Cells interact with their surroundings through protrusions known as filopodia. These protrusions dynamically extend and retract through the assembly and disassembly of microfilaments—bundles of actin proteins—beneath the membrane surface. The whole formation process is managed by a network of proteins that are regulated by the protein Cdc42.
Recent studies suggest that Rif, another protein belonging to the same family as Cdc42, also participates in the formation of filopodia, although some ambiguity remains. “The data on Rif were generated using fixed cells,” explains Sohail Ahmed from the A*STAR Institute of Medical Biology. “However, its role in the formation of filopodia had not been investigated in living cells, and we felt this was essential.”
To address this question, Ahmed and his co-workers used imaging techniques that enabled them to monitor cell behavior in real-time. They began by expressing Rif and fluorescently labeled actin in cells derived from mouse brain tumors. The fluorescent label allowed the researchers to directly visualize the formation of actin-rich filopodia in the presence of Rif.
Ahmed’s team has studied Cdc42 extensively, and their work has uncovered a number of factors acting downstream of this protein. The researchers were able to selectively eliminate the expression of several of these proteins without impairing Rif-induced filopodia formation, suggesting that Rif acts via an independent signaling pathway.
Two proteins known as mDia1 and mDia2 facilitate the assembly of individual actin monomers into filaments, and previous studies have indicated that mDia2 in particular may partner with both Cdc42 and Rif to facilitate the formation of filopodia. Ahmed and his co-workers monitored Rif’s association with both proteins using a technique called Förster resonance energy transfer (FRET), which provides a sensitive visual readout of the interactions between two fluorescently labeled proteins.
Although both mDia1 and mDia2 contribute to Rif-mediated filopodia formation, the researchers were surprised to find no evidence for direct Rif–mDia2 interaction within these protrusions. Instead, the FRET experiments revealed an unexpected binding between Rif and mDia1. The result demonstrates how techniques like FRET and live-cell imaging can change the current understanding of how cells function.
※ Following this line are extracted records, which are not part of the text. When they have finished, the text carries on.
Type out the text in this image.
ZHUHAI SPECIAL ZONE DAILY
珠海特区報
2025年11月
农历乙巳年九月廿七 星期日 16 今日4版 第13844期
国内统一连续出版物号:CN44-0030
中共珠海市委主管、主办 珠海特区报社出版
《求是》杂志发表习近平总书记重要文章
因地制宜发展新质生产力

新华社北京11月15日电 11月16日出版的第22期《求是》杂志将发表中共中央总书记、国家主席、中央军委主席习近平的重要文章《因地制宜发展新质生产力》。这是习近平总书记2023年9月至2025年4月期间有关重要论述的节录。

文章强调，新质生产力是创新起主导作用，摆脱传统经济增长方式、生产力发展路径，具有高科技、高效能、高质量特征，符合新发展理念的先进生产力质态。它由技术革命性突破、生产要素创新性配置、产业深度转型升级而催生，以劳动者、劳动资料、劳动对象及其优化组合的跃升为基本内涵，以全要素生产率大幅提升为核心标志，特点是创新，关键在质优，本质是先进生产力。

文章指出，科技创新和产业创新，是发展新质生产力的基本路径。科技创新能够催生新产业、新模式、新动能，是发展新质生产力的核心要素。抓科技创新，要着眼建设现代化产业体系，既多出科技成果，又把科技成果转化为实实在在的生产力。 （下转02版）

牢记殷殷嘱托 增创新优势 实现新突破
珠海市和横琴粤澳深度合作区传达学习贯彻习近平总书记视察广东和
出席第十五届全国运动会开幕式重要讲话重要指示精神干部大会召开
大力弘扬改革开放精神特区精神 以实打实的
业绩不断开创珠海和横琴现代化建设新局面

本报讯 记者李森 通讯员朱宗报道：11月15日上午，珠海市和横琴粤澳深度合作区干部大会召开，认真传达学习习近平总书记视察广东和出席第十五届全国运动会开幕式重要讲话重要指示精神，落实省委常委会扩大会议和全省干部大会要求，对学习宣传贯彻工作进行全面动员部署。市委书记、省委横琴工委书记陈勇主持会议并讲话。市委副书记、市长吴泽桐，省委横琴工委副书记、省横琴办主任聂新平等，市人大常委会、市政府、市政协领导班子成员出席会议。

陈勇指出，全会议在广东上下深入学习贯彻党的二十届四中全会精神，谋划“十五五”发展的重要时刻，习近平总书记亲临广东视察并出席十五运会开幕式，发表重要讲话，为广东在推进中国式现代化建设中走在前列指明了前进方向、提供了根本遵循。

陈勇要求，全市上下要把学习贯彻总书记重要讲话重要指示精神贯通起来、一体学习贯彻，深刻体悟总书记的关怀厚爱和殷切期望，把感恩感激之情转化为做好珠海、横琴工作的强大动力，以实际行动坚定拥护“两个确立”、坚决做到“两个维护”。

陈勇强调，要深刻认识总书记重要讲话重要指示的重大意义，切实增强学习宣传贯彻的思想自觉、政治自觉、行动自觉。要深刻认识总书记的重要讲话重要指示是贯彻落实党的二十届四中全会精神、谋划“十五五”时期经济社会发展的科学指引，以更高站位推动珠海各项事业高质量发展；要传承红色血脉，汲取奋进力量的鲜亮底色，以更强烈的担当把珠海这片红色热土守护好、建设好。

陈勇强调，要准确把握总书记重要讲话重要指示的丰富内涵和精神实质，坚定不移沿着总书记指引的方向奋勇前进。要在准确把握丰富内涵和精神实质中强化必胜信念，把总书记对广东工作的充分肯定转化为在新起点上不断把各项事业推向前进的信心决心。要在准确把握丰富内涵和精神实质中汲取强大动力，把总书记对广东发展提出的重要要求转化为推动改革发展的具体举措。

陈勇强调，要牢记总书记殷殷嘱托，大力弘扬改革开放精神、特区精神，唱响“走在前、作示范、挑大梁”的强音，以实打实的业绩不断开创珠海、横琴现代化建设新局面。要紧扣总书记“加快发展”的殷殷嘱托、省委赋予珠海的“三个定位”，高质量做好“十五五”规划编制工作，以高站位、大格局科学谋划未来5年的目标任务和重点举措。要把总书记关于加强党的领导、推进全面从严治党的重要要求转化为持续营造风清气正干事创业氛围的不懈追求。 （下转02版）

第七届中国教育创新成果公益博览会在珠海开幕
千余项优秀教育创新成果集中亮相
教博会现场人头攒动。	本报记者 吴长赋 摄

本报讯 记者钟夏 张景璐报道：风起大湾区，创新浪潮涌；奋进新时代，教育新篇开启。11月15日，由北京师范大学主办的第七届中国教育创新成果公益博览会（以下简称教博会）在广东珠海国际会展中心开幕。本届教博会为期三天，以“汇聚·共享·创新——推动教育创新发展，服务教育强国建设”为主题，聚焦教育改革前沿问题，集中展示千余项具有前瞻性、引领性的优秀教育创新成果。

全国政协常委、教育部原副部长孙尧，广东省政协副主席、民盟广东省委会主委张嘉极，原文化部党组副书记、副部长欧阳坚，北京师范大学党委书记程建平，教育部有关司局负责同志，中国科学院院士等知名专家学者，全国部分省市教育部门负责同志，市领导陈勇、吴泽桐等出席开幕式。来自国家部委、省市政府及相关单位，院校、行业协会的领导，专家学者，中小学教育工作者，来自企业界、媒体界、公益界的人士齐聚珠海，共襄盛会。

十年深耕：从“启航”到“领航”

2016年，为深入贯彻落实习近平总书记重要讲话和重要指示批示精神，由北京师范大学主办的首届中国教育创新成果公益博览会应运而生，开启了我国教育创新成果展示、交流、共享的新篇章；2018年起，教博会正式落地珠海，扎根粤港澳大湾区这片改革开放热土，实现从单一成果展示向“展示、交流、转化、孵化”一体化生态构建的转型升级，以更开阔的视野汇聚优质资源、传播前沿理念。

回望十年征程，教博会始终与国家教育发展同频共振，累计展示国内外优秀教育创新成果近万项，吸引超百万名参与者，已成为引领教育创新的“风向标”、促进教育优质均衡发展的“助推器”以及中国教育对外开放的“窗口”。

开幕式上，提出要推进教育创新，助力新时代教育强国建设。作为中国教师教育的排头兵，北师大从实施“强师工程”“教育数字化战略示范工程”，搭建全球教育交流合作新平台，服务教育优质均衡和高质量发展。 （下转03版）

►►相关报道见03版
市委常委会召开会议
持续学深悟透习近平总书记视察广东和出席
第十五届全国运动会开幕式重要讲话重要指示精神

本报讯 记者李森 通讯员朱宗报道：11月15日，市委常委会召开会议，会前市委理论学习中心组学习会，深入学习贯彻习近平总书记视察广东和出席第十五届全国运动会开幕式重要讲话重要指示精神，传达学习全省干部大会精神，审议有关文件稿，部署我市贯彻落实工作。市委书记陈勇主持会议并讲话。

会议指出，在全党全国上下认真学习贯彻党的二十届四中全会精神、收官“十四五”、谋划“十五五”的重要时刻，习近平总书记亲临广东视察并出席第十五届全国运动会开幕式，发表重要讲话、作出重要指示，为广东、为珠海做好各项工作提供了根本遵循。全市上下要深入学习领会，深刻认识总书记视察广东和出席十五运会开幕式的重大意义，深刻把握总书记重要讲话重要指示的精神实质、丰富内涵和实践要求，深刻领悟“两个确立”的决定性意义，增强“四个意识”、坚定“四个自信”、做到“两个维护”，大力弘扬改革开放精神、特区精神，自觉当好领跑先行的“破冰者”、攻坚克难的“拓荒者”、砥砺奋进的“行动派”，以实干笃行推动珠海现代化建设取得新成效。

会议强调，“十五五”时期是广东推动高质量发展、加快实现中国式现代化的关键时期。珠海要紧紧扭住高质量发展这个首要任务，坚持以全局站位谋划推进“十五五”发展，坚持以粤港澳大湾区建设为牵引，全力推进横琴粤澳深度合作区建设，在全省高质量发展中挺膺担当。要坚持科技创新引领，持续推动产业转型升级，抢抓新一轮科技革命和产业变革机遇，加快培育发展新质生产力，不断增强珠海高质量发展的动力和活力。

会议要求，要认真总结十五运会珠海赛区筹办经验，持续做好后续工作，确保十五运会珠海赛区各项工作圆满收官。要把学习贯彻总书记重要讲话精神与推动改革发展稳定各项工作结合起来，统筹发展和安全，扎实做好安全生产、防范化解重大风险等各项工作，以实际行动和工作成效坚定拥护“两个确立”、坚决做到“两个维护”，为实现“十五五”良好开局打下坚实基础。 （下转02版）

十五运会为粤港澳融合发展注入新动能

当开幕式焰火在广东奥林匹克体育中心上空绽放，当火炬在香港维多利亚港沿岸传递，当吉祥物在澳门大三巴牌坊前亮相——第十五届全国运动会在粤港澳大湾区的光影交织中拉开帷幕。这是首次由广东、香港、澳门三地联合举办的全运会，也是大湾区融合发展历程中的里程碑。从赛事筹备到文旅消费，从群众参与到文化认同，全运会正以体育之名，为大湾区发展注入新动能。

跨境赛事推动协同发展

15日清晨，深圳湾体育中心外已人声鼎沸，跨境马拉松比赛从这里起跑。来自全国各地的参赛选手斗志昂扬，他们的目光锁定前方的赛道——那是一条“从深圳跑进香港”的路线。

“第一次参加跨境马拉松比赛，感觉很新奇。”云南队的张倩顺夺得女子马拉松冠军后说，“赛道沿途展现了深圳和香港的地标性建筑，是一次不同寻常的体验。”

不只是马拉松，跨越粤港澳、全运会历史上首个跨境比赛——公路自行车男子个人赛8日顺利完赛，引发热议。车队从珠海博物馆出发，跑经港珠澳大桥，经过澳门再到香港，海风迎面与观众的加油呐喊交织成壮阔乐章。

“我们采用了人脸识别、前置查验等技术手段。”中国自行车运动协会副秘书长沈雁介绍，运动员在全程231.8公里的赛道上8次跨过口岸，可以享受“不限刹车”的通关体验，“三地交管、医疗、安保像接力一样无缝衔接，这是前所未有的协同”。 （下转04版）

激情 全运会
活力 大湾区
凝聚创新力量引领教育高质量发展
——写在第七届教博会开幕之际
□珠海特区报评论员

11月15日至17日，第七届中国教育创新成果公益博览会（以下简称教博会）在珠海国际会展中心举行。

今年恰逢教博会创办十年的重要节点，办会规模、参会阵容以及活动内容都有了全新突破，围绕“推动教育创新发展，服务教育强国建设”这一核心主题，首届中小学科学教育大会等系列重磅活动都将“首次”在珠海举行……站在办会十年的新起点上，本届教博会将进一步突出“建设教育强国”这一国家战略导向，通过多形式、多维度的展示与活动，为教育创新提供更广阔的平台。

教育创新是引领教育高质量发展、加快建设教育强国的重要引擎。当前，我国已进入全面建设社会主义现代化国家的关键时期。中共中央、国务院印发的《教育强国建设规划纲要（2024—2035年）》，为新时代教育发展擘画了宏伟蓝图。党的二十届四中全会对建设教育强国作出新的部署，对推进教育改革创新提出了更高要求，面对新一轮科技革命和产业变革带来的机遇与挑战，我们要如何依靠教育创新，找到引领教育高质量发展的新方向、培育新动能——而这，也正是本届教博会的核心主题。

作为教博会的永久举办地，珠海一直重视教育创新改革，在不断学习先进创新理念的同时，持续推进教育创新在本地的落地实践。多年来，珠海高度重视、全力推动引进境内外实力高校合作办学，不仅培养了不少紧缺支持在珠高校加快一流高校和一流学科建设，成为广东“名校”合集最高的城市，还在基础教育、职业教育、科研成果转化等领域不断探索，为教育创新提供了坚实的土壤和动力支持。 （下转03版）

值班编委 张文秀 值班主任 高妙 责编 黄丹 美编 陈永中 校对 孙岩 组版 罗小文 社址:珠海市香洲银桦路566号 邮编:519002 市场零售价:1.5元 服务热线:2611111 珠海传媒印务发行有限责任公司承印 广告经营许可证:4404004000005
Ahmed hypothesizes that Rif and Cdc42 may each modulate actin dynamics in different cellular processes. For example, Rif is believed to contribute to the formation of signal-receiving dendritic spines in neurons. To better resolve its function, his team is now looking to uncover Rif’s partners. “Ultimately, we would like to know all of the proteins involved in forming and regulating filopodia,” says Ahmed.
The A*STAR-affiliated researchers contributing to this research are from the Institute of Medical Biology.